Question

The chemical reaction $2O_{3} \rightarrow 3O_{2}$ proceeds as

$O_{3}$ $O_{2} + \lbrack O\rbrack$ (fast)

$\lbrack O\rbrack + O_{3} \rightarrow 2O_{2}$ (slow)

The rate law expression will be

• A. Rate = $k\lbrack O\rbrack\lbrack O_{3}\rbrack`$
• B. Rate = $k\lbrack O_{3}\rbrack^{2}\lbrack O_{2}\rbrack^{- 1}$
• C. Rate $= k\lbrack O_{3}\rbrack^{2}$
• D. Rate $= k\lbrack O_{2}\rbrack\lbrack O\rbrack$

Answer 1

Answer: (B)

Rate = $k\lbrack O_{3}\rbrack^{2}\lbrack O_{2}\rbrack^{- 1}$

Answer 2

$O_{3}\overset{K_{1}}{\overset{\leftrightarrow}{\quad K_{- 4}\quad}}O_{2} + \lbrack O\rbrack$ (fast)

$\lbrack O\rbrack + O_{3}\overset{\quad K_{2}\quad}{\rightarrow}2O_{2}$ (slow)

Rate of reaction is determined by slow step hence,

Rate $= k_{2}\lbrack O\rbrack\lbrack O_{3}\rbrack$

[O] is unstable intermediate so substitute the value of [O] in above equation.

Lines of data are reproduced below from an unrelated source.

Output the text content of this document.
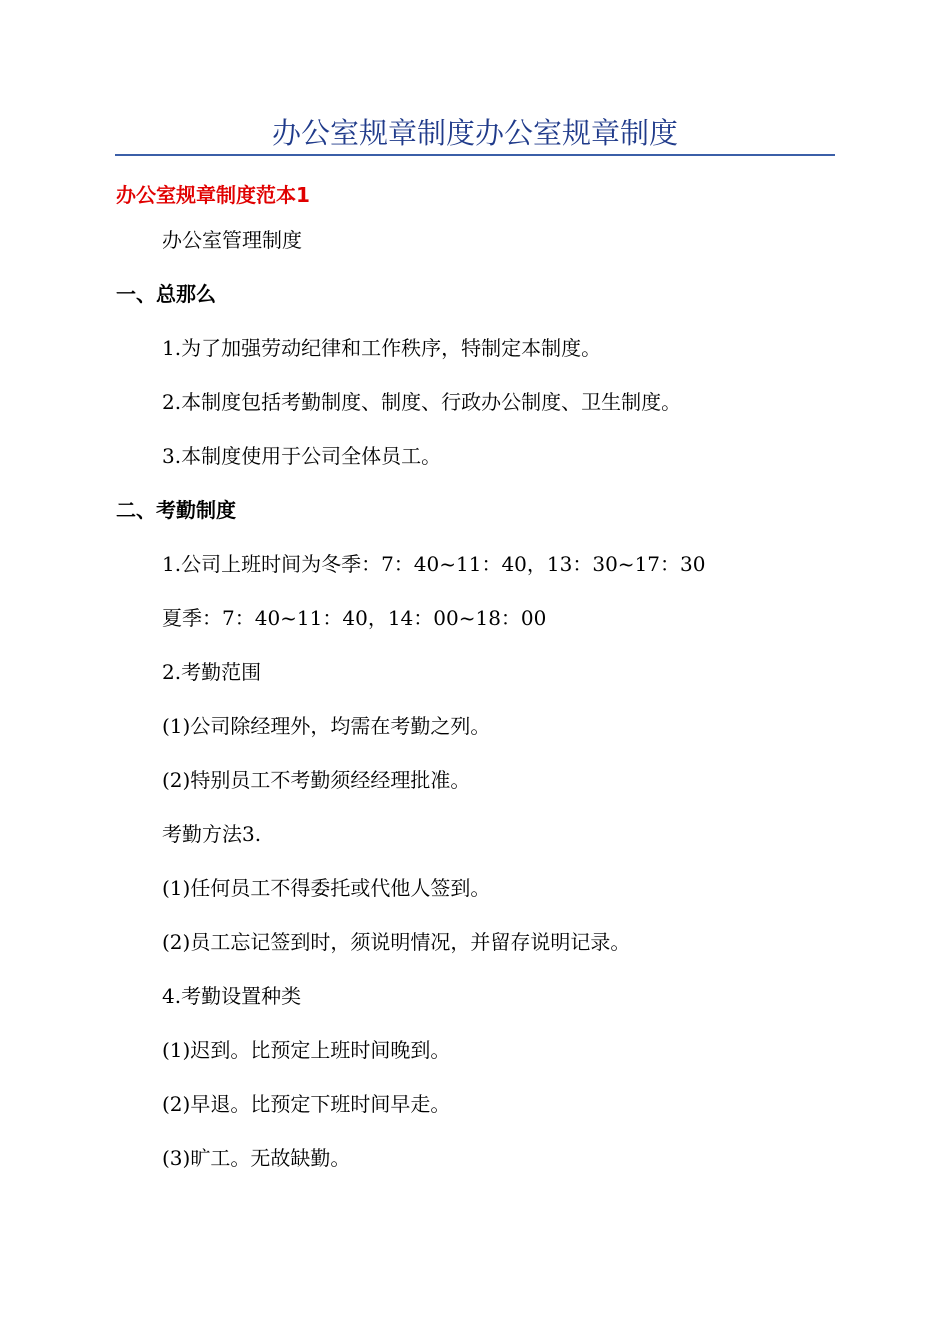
办公室规章制度办公室规章制度
办公室规章制度范本1
办公室管理制度
一、总那么
1.为了加强劳动纪律和工作秩序，特制定本制度。
2.本制度包括考勤制度、制度、行政办公制度、卫生制度。
3.本制度使用于公司全体员工。
二、考勤制度
1.公司上班时间为冬季：7：40~11：40，13：30~17：30
夏季：7：40~11：40，14：00~18：00
2.考勤范围
(1)公司除经理外，均需在考勤之列。
(2)特别员工不考勤须经经理批准。
考勤方法3.
(1)任何员工不得委托或代他人签到。
(2)员工忘记签到时，须说明情况，并留存说明记录。
4.考勤设置种类
(1)迟到。比预定上班时间晚到。
(2)早退。比预定下班时间早走。
(3)旷工。无故缺勤。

Rate of forward reaction $= k_{1}\lbrack O_{3}\rbrack$

Rate of backward reaction $k_{- 1}\lbrack O_{2}\rbrack\lbrack O\rbrack$

At equilibrium,

Rate of forward reaction = Rate of backward reaction

$k_{1}\lbrack O_{3}\rbrack = k_{- 1}\lbrack O_{2}\rbrack\lbrack O\rbrack$

$\lbrack O\rbrack = \frac{k_{1}\lbrack O_{3}\rbrack}{k_{- 1}\lbrack O_{2}\rbrack}$

$Rate = k_{2}\left( \frac{k_{1}\lbrack O_{3}\rbrack}{k_{- 1}\lbrack O_{2}\rbrack} \right)\lbrack O_{3}\rbrack$

$Rate = \frac{k\lbrack O_{3}\rbrack^{2}}{\lbrack O_{2}\rbrack}$